Les poings serrés, je continue d'abîmer contre mes attaches la peau de mes poignets, qui déjà s'irrite et se blesse. Du lit, je tente de m'extraire, reprenant d'un ton presque fiévreux.

"Ils ne pourront m'enfermer, je suis lucide, je sais ce que je dis et je sais ce que je suis, Ivan."

Vers lui je lève les yeux, exhibant toujours ma dentition alors que je reprends.

"Je ne peux pas être contenu entre quatre murs… Je suis son émissaire, tu comprends ? L'amant à qui elle vient murmurer de douces paroles, celui qui porte sa faux et exécute sa volonté. C'est pour ça que je dois être sur le terrain, mes mains ne connaissent que la mort et la violence. J'ai été conçu, crée et formaté pour tuer. C'est ce que je suis."


Je claque presque des dents avant de me laisser retomber sur le lit, poussant un long soupir en comprenant que je ne pourrais pas briser mes liens… Si je veux sortir, il va falloir que je joue le jeu, ou que je trouve un moyen de trancher mes attaches. Je semble me calmer, accepter qu'il va me falloir du temps pour sortir d'ici. Je prends une grande inspiration et desserre les poings.

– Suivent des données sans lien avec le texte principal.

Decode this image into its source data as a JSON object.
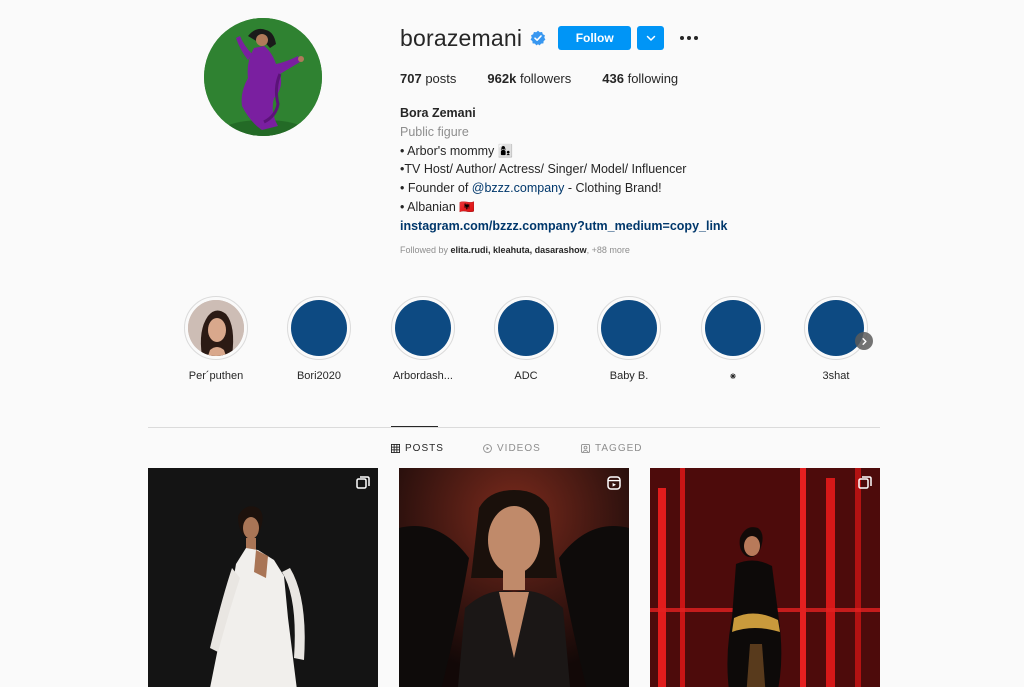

"Je dois retourner sur le terrain Ivan. Ils veulent m'enfermer… Ils pensent que je suis fou, mais toi… Tu as compris ce que je suis… Tu sais que je suis le meilleur et que l'armée a besoin de moi. Tu dois leur dire Ivan… Moi ils ne m'écoutent pas."

Ivan est peut-être mon seul espoir. Celui qui peut peut-être me sauver de tout ça. Après tout, il me doit bien ça. C'est à cause de lui que j'ai été blessé… C'est lui qui m'a fait atterrir dans ce mouroir, alors c'est à lui de m'y tirer. Les anges sont censés tendre la main même aux pécheurs non ? Mon souffle redevient régulier, au même titre que les battements de mon coeur. Les machines se taisent et bientôt, tout ne se résume qu'à nous. À la façon dont mes prunelles accrochent les siennes, à mes mèches de cheveux qui collent à ma peau, à la façon dont mes lèvres sont entrouvertes. Je deviens conscient de tout ce qui m'entoure, et comme si je m'apprêtais à tirer, je compte les battements de mon coeur, cherchant entre deux pulsations de celui-ci mes mots.

"Je sais ce que j'ai fais et dis hier. Je sais ce que tu peux penser de moi… Mais tu me connais, tu sais celui que je suis sur le terrain. Tu  connais ma valeur… Tu as vu les ailes dans mon ombre et sa silhouette à mes côtés. Tu sais que je suis son messager… Au fond de toi, tu sais que je suis son cavalier de l'Apocalypse, et c'est pour ça que tu as peur de moi mais que tu es là."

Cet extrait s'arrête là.